With Netanyahu seeking to return to the prime minister’s office, the handshake also reflected an eyes-wide-open potential reality: They might soon be working together again as equals. After the hostility of the Obama era and the overtly partisan embrace of the Trump era, their greeting on the tarmac—though brief—reflected a willingness to engage and work together, even if they don’t always agree.
A very Saudi salutation
By the time Biden arrived in Jeddah, he’d used up all known forms of hand gesticulation in Israel: fist bumps, handshakes, clasping hands, hands on shoulders, and hugs. In the end, the only form not seen was a behind-the-back high five.
Still, in Jeddah, Biden was inevitably going to revert to a fist bump. The president and MBS greeted each other with a clear preference for not having to greet each other. Symbolically, it pleased no one on the US side: Critics from human-rights organizations were enraged that Biden could share such a “bro-like” greeting with the man who ordered Khashoggi’s murder. Those supporting closer US-Saudi relations rolled their eyes in recognition that MBS would almost certainly take this as a personal slight.
Because symbols matter in international diplomacy, MBS—very likely aware that Biden would not offer a more conventional, formal greeting—pre-retaliated. He personally greeted all the other participants at the summit of the Gulf Coordination Council plus three nearby nations (GCC+3) at the airport but declined to greet Biden there, instead sending the governor of Mecca and the Saudi ambassador to the United States to stand in for him. That decision wasn’t so much a slight as a reflection of the current nature of the relationship. It’s unclear whether MBS originally planned to greet Biden at the airport; but once the president’s team announced that he would not be shaking hands, any chance of MBS going to the airport for just a knuckle-on-knuckle greeting evaporated.

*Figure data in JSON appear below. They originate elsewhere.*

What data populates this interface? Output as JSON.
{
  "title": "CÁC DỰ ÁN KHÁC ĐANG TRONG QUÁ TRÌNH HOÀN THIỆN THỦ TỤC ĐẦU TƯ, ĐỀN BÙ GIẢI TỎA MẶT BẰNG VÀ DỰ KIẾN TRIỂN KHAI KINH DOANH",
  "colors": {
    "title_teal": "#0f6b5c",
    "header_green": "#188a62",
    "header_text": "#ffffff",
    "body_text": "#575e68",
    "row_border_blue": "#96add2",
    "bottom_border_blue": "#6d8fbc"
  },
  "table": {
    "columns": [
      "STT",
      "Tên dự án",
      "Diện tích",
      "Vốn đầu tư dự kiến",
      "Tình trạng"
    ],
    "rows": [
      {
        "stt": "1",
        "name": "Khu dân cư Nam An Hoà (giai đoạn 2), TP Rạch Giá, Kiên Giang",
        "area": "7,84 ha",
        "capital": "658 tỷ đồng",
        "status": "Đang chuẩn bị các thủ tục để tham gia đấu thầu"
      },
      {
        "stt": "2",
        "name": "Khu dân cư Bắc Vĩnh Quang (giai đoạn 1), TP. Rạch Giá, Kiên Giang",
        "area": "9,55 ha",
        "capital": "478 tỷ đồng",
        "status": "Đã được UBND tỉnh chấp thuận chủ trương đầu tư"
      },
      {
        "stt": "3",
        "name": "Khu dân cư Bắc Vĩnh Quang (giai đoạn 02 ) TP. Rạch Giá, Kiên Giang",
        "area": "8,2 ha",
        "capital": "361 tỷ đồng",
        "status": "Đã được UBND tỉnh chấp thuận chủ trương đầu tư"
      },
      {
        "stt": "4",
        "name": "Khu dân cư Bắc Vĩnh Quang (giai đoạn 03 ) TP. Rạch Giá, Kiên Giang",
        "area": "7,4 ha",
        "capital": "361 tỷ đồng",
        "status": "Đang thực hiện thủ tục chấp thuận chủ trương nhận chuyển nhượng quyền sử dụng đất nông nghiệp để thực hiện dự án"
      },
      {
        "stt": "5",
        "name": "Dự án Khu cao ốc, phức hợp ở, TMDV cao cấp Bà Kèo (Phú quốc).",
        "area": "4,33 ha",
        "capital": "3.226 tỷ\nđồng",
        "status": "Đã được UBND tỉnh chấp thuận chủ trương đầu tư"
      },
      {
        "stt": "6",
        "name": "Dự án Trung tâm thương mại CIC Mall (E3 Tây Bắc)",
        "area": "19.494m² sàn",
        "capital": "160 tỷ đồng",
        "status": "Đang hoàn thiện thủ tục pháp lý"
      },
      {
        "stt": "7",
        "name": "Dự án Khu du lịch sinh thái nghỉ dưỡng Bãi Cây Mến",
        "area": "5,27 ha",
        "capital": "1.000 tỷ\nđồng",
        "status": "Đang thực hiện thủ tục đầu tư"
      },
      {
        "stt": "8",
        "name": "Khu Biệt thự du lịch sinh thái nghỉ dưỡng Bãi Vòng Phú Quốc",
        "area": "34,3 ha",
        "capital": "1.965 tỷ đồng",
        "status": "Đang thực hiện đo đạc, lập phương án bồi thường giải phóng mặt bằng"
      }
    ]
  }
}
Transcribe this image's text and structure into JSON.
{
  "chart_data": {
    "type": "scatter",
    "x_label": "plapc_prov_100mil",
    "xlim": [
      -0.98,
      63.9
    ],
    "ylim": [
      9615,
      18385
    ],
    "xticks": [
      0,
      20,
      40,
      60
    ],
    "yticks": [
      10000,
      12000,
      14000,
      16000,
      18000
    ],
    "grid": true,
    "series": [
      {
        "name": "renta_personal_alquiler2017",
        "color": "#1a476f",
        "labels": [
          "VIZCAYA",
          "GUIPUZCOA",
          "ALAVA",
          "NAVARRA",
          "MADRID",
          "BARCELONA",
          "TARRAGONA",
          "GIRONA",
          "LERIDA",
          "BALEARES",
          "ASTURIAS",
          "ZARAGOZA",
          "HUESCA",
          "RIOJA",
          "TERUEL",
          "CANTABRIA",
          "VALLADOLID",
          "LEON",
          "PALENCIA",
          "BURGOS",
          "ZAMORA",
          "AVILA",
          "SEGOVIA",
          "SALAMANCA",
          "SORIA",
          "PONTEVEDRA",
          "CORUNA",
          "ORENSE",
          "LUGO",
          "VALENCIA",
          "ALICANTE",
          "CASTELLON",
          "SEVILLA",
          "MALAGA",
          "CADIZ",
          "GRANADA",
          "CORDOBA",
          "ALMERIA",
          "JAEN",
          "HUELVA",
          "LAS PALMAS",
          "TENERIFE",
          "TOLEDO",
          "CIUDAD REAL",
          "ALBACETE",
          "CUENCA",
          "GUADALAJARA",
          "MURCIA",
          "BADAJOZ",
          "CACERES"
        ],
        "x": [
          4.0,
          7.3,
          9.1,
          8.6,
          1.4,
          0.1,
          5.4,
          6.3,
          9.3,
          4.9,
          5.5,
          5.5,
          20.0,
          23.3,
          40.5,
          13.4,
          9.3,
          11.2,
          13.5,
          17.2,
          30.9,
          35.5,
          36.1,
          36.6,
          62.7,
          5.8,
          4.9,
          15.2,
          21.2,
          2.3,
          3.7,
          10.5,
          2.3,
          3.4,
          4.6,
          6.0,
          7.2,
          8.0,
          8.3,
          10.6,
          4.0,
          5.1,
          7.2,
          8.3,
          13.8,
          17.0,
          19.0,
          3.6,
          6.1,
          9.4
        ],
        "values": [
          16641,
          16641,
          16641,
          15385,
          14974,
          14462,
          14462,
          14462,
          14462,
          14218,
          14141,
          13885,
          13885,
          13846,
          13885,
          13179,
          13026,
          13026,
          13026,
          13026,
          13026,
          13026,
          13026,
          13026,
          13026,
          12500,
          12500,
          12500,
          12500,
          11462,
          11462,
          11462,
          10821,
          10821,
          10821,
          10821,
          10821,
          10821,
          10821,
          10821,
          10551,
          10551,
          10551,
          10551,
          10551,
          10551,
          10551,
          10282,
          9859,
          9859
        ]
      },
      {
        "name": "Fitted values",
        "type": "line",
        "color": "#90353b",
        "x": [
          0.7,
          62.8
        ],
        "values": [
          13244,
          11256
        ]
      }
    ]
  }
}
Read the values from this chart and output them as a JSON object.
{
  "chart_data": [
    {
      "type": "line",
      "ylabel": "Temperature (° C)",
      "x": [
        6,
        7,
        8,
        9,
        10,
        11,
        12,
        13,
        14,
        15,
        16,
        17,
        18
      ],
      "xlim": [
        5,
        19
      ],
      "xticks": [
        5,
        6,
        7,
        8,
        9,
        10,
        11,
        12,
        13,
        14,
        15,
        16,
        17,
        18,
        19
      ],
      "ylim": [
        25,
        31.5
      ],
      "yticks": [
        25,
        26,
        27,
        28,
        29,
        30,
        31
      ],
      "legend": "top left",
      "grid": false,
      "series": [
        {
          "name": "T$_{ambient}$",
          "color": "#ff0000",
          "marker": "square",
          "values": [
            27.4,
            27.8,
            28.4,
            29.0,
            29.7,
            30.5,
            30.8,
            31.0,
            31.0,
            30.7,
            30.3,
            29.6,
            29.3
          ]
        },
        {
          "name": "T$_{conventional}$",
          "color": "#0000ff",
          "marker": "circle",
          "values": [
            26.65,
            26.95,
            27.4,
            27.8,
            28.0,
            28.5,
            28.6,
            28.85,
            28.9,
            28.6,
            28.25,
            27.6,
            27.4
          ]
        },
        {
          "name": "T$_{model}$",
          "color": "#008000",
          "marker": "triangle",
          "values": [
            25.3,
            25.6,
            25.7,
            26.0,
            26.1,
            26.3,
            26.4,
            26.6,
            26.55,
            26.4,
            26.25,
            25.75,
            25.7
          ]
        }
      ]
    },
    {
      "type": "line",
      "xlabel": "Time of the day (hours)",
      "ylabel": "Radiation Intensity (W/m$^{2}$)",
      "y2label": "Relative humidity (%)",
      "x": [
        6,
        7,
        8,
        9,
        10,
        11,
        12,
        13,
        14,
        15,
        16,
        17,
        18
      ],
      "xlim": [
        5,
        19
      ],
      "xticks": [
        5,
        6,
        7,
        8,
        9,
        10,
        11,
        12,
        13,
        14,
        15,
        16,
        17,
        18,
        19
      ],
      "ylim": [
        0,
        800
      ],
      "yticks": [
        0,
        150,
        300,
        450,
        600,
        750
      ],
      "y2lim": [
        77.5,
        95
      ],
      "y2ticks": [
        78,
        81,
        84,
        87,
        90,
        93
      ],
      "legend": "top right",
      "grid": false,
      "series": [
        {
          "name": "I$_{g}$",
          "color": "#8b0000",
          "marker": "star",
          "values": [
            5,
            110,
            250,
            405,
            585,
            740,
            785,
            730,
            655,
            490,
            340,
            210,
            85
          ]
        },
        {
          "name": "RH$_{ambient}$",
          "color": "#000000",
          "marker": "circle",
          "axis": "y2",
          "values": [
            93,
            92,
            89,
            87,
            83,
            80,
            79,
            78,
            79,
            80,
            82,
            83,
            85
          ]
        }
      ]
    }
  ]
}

Biden and MBS are never going to be personally close, and hostilities will linger. But the president didn’t go to Saudi Arabia in search of a best friend—he went to fundamentally reset and improve the relationship to a functional level, recognizing the benefits associated with strong US-Saudi ties. Unlike Emirati President Mohammed bin Zayed, who was invited by Biden to come to Washington, MBS won’t be a guest at Blair House anytime soon.
But next time they meet, you’ll be able to tell immediately whether the relationship has improved. A handshake, a fist bump, or a lowly wave hello will tell you all you need to know.
Jonathan Panikoff is the director of the Atlantic Council’s Scowcroft Middle East Security Initiative and the former deputy US national intelligence officer for the Near East.
The views expressed in this publication are the author’s and do not imply endorsement by the Office of the Director of National Intelligence or any other US government department or agency.